After more than 16 years in the business – from geography student to town planner – Hames Sharley WA’s Planning Manager, Malcolm Somers, may well be Australia’s longest serving Registered Planner – or so he’d like to think.

Awarded the lofty title earlier this month, Malcolm is one of just 30 Certified Practicing Planners (CPP) in the country who undertook the Planning Institute of Australia’s (PIA) pilot for its new Registered Planner accreditation – happily committing himself to a lifetime of learning.

“I got into planning because I loved geography at school – when I went to uni I soon realised that I could use my skills and love for the land to better understand and contribute to the built environment – so I went on to study statutory planning, and haven’t looked back since,” Malcolm said.

“I’ve been a member of PIA for ten years now, I joined pretty much as soon as I came to Hames Sharley in 2000 and it’s been fantastic for my professional development,” Malcolm said.

“Around the time I joined PIA they were introducing the CPP accreditation for Australian planners, which was meant to be the planning equivalent of a Registered Architect or Certified Practicing Accountant – so I willingly became one of their first CPPs.

“The new Registered Planner accreditation is another step on from this, and is really about introducing more rigour around the planner certification process.”

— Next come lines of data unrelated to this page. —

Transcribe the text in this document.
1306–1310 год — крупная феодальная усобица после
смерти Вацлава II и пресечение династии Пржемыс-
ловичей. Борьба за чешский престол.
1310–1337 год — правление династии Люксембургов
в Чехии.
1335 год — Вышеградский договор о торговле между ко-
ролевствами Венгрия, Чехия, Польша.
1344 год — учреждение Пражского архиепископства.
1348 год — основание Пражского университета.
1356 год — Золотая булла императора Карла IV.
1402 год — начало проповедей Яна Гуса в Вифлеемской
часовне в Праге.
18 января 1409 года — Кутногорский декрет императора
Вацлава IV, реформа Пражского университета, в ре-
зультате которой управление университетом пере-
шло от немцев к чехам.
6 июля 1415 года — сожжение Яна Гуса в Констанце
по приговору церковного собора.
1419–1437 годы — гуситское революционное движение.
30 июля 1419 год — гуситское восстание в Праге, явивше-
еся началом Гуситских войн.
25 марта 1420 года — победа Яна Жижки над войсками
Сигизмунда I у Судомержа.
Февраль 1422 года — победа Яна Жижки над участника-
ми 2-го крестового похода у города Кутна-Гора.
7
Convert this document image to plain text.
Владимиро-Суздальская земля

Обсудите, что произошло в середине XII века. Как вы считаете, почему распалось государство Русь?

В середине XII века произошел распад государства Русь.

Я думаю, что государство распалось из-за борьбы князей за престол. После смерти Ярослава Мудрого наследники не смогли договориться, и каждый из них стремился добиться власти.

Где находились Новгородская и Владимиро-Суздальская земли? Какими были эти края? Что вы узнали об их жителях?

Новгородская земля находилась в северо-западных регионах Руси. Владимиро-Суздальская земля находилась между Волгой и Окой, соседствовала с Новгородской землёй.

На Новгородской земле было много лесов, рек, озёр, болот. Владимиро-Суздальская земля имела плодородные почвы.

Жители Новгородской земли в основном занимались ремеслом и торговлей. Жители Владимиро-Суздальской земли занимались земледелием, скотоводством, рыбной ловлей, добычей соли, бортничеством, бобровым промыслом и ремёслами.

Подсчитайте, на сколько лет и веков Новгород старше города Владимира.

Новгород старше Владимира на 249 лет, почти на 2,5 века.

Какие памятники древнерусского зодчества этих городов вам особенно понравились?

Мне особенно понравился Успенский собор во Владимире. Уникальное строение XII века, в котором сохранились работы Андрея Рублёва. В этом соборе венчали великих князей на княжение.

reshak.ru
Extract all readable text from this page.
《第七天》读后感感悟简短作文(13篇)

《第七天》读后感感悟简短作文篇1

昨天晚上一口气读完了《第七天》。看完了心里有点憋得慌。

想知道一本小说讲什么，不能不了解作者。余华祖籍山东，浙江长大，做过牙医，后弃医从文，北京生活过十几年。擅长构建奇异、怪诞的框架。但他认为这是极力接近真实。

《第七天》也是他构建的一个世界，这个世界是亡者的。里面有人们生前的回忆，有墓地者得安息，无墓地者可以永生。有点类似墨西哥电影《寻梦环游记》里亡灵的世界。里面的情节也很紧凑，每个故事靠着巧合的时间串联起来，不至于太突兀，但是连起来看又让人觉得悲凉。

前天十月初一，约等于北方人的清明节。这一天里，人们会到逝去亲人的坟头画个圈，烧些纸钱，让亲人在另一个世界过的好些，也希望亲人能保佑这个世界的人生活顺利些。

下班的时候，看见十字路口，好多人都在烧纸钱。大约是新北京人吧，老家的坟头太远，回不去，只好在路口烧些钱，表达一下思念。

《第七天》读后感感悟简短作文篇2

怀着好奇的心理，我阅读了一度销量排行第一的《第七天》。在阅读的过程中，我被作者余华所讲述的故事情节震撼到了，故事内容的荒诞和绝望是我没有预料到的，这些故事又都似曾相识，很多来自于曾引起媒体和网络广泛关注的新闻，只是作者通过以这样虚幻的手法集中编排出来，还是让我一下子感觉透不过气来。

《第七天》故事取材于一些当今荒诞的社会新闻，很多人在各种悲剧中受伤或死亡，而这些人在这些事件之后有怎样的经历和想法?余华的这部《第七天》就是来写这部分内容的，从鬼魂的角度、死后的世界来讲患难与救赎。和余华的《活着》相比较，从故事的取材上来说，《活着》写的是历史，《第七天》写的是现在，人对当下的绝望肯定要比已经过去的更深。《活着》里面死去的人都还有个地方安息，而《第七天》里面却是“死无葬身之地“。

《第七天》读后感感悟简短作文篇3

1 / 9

As Australia’s national professional association for urban and regional planners, PIA has over 5200 members nationally and internationally – priding itself on its commitment to competency in Australia’s planning industry.

Kirsty Kelly, CEO of PIA, said that while the new Registered Planner accreditation might just seem like a name change, it’s about solidifying PIA’s commitment to the quality and ongoing training of Australia’s future planners.

“The Registered Planner accreditation is just one of the things we’re doing to ensure the high quality of Australia’s planners,” Kirsty said.

“We’re responsible for accrediting over 54 planning courses at 22 Australian universities and also do a significant amount of training and professional development for planners around the country.

“There’s also a strong focus on policy and advocacy to government around planning, both federally and in the states and territories.

“Planning is so important to the future of our built environments and communities, we take the professional standards of our industry incredibly seriously.”

As a statutory planner, Malcolm has found his association with PIA incredibly valuable, particularly in his role at Hames Sharley.

“Because it’s my job to research the rules, regulations and policy side of planning, I really rely on PIA to stay up to date with the latest information and changes in policy and practice,” Malcolm said.

“At Hames Sharley, there’s a large focus on urban and strategic planning, so it’s my role to take care of the reporting side of things – like preparation of local planning policies and development applications.

“I often say I’m the only one here who doesn’t draw – I leave all of the creative stuff to the architects and designers and just do my best to keep everyone on the straight and narrow”.

“It’s my job to get plans approved with as little fuss as possible – so staying informed is essential.”

And according to Kirsty, keeping Australia’s planners informed and skilled is one of the key drivers behind PIA and its new Registered Planner accreditation.

“You can become a PIA member at any stage of your career when you’re studying you can take up a student membership when you graduate you can become a graduate member and then once you’ve started working full time you can become a full planner member,” she said.

“After five years working as a planner, members can apply to become registered, providing they are assessed by PIA as being competent – with Registered Planners we’ve taken a competency-based approach to our accreditation.”

Following an extensive engagement process with PIA membership, which outlined the “key attributes of a great planner” the new competency-based assessment for Registered Planners is made up of six practice areas:

  1. Professionalism and integrity;
  2. Understanding, interpreting and using spatial thinking;
  3. Using a creative and integrative approach, drawing on a range of disciplines and methods;
  4. Communicating and engaging with stakeholders;
  5. Understanding and working with planning frameworks; and
  6. Developing and applying technical knowledge.

“PIA Registered Planners is really a quality assurance certification so that those seeking planning advice – whether they be government or industry employers – can be assured that the planners they are dealing with are competent and will adhere to PIA’s strict code of conduct,” Kirsty said.

“To ensure the robustness and credibility of the program we’ve been rolling it out in stages and seeking feedback every step of the way.

“Following the success of the pilot stages, the idea is to roll out the new program in its entirety between September and December this year.”

As for Malcolm, the wait for registration is now officially over.

“I got my registration a few weeks ago now, and if I maintain my status through ongoing skill building I could very well be Australia’s longest serving Registered Planner one day,” he laughed. “I’m a bit of a trailblazer really.”